My own ancestors tended to be married in teens and early 20s, often with good-sized age gap between them in subsequent marriages (when either one died). This has been the case with my not-too-posh ancestors, some lines back the late 15th c.
Regards,
These bones are obviously haunted if the guy kept washing up on shore. He wanted to be found. Like that movie ‘Stir of Echoes’ with Kevin Bacon. I would not want those bones either. Glad the guy can be laid to rest.
Article says they matched his DNA to his great-great-granddaughter.
Thanks. This has already been discussed twice.
Then they should have kept his remains in a display box. They could tell the kids that this was their GGGGrandfather and charged the gullible $10 each to see the bones.
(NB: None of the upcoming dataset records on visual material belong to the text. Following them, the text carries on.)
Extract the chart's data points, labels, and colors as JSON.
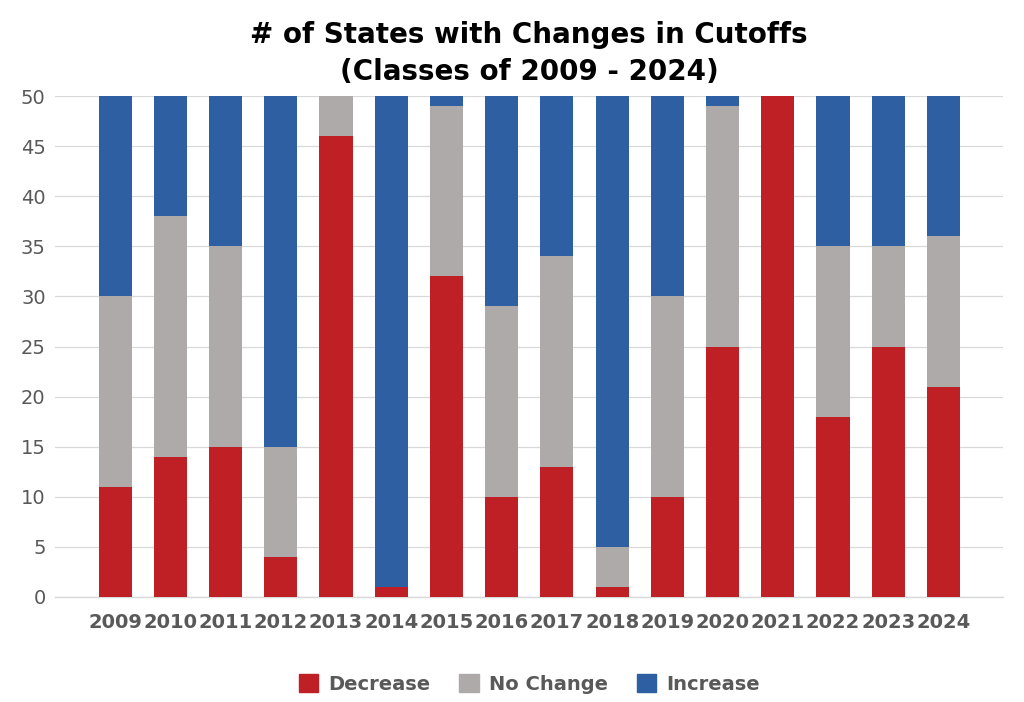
{
  "years": [
    2009,
    2010,
    2011,
    2012,
    2013,
    2014,
    2015,
    2016,
    2017,
    2018,
    2019,
    2020,
    2021,
    2022,
    2023,
    2024
  ],
  "decrease": [
    11,
    14,
    15,
    4,
    46,
    1,
    32,
    10,
    13,
    1,
    10,
    25,
    50,
    18,
    25,
    21
  ],
  "no_change": [
    19,
    24,
    20,
    11,
    4,
    0,
    17,
    19,
    21,
    4,
    20,
    24,
    0,
    17,
    10,
    15
  ],
  "increase": [
    20,
    12,
    15,
    35,
    0,
    49,
    1,
    21,
    16,
    45,
    20,
    1,
    0,
    15,
    15,
    14
  ],
  "colors": {
    "decrease": "#BE2026",
    "no_change": "#AEAAAA",
    "increase": "#2E5FA3"
  },
  "title_line1": "# of States with Changes in Cutoffs",
  "title_line2": "(Classes of 2009 - 2024)",
  "ylim": [
    0,
    50
  ],
  "yticks": [
    0,
    5,
    10,
    15,
    20,
    25,
    30,
    35,
    40,
    45,
    50
  ],
  "legend_labels": [
    "Decrease",
    "No Change",
    "Increase"
  ],
  "background_color": "#FFFFFF",
  "bar_width": 0.6,
  "title_fontsize": 20,
  "tick_fontsize": 14,
  "legend_fontsize": 14,
  "text_color": "#595959",
  "grid_color": "#D9D9D9",
  "spine_color": "#D9D9D9"
}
Many people think the way you do; but, it does perplex me. The actual functional part of someone moves on after death, leaving dead meat behind. I actually do not understand the reverence over old bones and grave sites.
I’m sure Catholics could find a way to worship them. ;-D
Almost everyone thinks this way; people that think as you do on this matter are largely the exception. Even religious sensibilities aside, there is an inherent sense in people across time and cultures that human remains should be treated with respect and disposed of in a respectful manner. Of course if one is religious, there are additional considerations that a non-religious person or materialist probably couldn't fully comprehend.